Di Banyuwangi, Jawa Timur, baru lima usaha kayu yang memperoleh SLK, serta dua IKM yang menggunakan dokumen Deklarasi Ekspor. Data dari Dinas Perindustrian Perdagangan dan Pertambangan setempat menunjukkan, ada 173 IKM dan UKM berbahan kayu yang hingga bulan ini belum memiliki SVLK.
Kepala Seksi Perdagangan Luar Negeri pada Dinas Perindustrian Perdagangan dan Pertambangan, Banyuwangi, Gela Rusmaningrum, mengatakan, 50 persen dari IKM/UKM itu tak punya legalitas usaha sehingga kesulitan untuk mengurus SVLK. Sedangan 50 persen sisanya mengekspor produknya melalui perusahaan lain di Bali. “Dua faktor itulah yang membuat banyak usaha belum mengurus SVLK,” katanya.
Gela mengakui Pemerintah Banyuwangi belum memiliki kebijakan khusus untuk membantu percepatan SVLK di daerahnya.
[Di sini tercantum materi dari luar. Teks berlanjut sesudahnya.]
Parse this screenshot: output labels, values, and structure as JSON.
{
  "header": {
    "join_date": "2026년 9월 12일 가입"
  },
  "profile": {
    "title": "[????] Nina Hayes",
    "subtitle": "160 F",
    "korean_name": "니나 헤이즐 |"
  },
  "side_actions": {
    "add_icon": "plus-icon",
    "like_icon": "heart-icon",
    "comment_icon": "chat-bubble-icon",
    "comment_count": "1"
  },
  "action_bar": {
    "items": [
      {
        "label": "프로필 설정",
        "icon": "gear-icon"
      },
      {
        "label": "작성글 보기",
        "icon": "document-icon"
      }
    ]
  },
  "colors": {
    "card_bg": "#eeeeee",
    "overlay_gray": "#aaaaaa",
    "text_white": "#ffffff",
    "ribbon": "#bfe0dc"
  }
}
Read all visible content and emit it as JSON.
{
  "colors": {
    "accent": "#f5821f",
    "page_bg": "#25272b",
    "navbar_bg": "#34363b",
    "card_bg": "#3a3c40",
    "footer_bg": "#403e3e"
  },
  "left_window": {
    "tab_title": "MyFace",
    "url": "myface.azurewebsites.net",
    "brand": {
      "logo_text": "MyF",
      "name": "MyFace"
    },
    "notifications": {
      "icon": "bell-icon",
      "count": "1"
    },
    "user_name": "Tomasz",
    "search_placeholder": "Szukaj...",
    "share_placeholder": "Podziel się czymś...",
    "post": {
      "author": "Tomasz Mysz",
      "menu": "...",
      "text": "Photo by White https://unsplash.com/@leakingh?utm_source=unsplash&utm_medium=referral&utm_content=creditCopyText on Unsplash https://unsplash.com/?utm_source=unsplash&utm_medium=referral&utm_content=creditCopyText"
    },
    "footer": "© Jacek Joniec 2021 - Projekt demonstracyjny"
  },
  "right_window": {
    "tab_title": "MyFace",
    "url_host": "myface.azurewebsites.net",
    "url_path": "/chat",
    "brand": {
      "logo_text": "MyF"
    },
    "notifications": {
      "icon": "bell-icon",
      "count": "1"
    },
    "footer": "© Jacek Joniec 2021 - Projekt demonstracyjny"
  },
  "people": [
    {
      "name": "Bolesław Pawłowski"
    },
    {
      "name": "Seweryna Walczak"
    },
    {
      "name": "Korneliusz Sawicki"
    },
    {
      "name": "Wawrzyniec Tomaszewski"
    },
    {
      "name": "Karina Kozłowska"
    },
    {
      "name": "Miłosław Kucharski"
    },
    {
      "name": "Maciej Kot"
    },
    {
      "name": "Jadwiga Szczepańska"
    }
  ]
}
Instansinya tidak memiliki anggaran untuk mensosialisasikan SVLK kepada pelaku usaha kayu.
Pemilik UD Widodo Handycraft di Desa Patoman, Kecamatan Rogojampi, Made Widodo, mengaku belum mengetahui apa itu SVLK. “Saya baru mendengarnya,” kata dia.
Made menjelaskan, meski sudah berbentuk usaha dagang (UD), usahanya belum memiliki izin gangguan. Sejumlah dokumen perizinan, seperti Surat Izin Usaha Perdagangan (SIUP) dan Tanda Daftar Perusahaan (TDP) pun sudah kadaluarsa sejak lima tahun lalu. “Mau memperpanjang lagi sedang tak punya biaya,” kata pria yang merintis usahanya sejak 1997 ini.
Menurut Made, dia biasanya mengirim paling sedikit 1.500 item kerajinan dari kayu sengon seperti topeng, patung, dan ukiran ke beberapa agen di Bali. Sebagian handycraft tersebut, melalui agen di Bali itu, dikirim ke Perancis, Australia, dan Cina.